Sankey diagrams are a type of flow chart, which are typically used to visualise measurables such as cost, or distribution of resources. The nature of a Sankey diagram means it is easy to see relationships that are not immediately easy to understand. Sankey diagrams are also good to use when multiple measures are compared, as seen below. You can clearly see how the distributions vary between levels.
Making a Sankey Diagram with Superstore data
1.Once you have connected to the Superstore dataset, union the ‘Orders’ table to itself and a new column called ‘Table Name’ and the column will appear.
2. Create a calculated field called ‘To Pad’ and write this equation:
IF [Table Name] = ‘Orders’ THEN 1
ELSE 49
END
3. Right click on ‘To Pad’ and hit Create -> Bins. We want the size of bins to be 1. This will help with data densification and will also later be used to create the shape of the curves between measures.
4. Create another calculated field called ‘T’ and write this equation:
(INDEX () -25) / 4
5. Drag ‘T’ to the Column pill and ‘To Pad’ to detail. Right click on ‘T’ and click Computer Using -> To Pad (bin).
6. Create another calculated field called ‘Rank’. This will set the start and end positions for our paths. Write this equation:
RUNNING_SUM (SUM ([Sales])) / TOTAL (SUM ([Sales]))
7. Duplicate ‘Rank’ and rename as ‘Rank 2’. So you should have two different Rank fields with the same equation.
8. Create another calculated field called ‘Sigmoid’. This will create the curve shape. Use this equation:
1 / (1 + EXP(1) ^-[T])
9. Create a calculated field called ‘Curve’ with this equation:
[Rank] + (([Rank 2] – [Rank]) * [Sigmoid])
10. Drag ‘Curve’ to the Rows pill, and ‘Region’ and ‘Segment’ to detail. Right click on Curve and hit Edit Table Calculation. Select ‘Rank’ as your nested calculation and compute using Specific Dimensions. Make sure Segment, Region and To Pad (bin) are all selected and in the order seen below.

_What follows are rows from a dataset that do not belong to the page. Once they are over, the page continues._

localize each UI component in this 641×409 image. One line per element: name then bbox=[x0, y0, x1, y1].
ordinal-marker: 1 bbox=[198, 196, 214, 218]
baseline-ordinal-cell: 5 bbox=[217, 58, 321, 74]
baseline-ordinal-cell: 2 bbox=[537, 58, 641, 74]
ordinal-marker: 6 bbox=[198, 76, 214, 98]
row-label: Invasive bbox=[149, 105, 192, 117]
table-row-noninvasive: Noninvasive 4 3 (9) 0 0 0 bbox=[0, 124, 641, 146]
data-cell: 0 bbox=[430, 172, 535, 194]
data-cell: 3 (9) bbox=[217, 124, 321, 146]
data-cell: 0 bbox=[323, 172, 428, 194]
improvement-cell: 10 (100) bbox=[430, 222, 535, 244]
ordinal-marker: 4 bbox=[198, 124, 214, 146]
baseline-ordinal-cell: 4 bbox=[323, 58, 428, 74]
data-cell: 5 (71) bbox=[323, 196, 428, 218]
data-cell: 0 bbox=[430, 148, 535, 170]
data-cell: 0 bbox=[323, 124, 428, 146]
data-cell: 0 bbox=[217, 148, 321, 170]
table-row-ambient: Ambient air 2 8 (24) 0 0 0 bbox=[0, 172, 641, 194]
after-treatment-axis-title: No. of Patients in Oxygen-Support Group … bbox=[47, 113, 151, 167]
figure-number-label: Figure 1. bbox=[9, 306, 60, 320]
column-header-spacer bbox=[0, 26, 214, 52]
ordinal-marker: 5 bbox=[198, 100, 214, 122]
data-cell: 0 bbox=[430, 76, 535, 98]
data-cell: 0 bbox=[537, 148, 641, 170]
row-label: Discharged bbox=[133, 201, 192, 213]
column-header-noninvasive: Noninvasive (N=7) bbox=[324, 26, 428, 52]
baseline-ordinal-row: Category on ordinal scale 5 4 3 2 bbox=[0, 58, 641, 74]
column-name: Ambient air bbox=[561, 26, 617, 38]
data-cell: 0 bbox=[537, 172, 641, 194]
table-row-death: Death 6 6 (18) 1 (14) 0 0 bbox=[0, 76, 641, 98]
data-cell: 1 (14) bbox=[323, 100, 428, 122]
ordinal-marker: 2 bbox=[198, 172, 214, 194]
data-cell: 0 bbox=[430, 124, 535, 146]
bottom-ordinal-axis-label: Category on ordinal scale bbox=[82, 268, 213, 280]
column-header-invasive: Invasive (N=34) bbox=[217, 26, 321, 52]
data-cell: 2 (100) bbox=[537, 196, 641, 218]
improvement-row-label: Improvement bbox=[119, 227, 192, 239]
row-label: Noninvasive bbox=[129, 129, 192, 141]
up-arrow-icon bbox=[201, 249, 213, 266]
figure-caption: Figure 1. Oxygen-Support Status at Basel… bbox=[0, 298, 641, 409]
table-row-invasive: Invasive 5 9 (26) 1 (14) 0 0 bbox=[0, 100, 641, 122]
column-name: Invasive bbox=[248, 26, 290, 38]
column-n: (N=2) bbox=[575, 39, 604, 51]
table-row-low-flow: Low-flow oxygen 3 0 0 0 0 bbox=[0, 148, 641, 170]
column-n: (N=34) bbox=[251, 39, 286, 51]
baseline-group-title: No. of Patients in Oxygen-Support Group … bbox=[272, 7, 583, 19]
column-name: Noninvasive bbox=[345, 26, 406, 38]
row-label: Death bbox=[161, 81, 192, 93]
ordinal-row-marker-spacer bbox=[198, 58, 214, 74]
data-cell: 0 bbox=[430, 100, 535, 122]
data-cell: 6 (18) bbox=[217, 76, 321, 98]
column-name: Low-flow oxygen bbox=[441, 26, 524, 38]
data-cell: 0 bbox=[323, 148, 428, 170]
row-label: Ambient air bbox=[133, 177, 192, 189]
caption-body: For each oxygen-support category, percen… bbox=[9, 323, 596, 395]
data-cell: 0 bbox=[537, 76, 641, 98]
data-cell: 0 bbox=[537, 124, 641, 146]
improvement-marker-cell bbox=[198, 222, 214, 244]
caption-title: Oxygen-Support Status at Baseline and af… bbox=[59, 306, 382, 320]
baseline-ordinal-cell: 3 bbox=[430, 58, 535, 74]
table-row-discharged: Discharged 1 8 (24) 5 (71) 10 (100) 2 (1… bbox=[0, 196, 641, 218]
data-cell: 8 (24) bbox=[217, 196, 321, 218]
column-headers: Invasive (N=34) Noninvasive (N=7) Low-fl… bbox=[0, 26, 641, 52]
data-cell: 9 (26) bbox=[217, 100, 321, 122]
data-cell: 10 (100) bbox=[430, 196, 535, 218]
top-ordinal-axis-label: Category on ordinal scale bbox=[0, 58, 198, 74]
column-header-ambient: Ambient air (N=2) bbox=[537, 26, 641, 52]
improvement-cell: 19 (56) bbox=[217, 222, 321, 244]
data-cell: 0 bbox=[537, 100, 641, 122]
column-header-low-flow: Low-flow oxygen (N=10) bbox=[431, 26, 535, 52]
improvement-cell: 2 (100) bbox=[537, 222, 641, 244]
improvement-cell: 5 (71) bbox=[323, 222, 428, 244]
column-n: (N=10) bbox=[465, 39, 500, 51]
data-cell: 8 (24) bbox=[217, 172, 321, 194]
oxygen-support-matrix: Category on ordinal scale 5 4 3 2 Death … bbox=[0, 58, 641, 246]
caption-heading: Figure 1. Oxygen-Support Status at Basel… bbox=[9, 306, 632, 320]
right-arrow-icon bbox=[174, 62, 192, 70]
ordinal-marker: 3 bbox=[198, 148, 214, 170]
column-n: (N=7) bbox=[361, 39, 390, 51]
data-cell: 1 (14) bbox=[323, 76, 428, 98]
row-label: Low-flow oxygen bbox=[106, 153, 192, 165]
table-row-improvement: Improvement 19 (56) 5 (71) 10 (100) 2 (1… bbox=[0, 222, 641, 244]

11. Do the same again, this time selecting ‘Rank 2’ as your nested calculation and again compute using Specific Dimensions. Make sure Region, Segment and To Pad (bin) are all selected and in the order seen below.
12. Right click on ‘T’ and click Edit Table Calculation, and again compute using Specific Dimensions. Only select To Pad (bin), like below.
13. Right click on each axis and click edit. Choose a fixed range, with the X axis running between -5 and 5, and the Y axis running between 0 and 1. You should then click ‘Reversed’ while editing the Y axis. This will remove the ‘jumps’ between the end data points and the ends of the scales, making the curves look smoother.
14. Change the graph type to Line and drag ‘To Pad (bin)’ to Path. Your screen should look like this:
15. Drag ‘Sales’ to Size and edit table calculation. Set it as a running total, computed using ‘To Pad (bin)’.
16. Select both Region and Segment and drag them to colour.
17. Create two more sheets which will be used as the sides of your Sankey. Set them up as seen in the next 2 pictures.
18. Finally, combine them all in a dashboard to create the finished Sankey.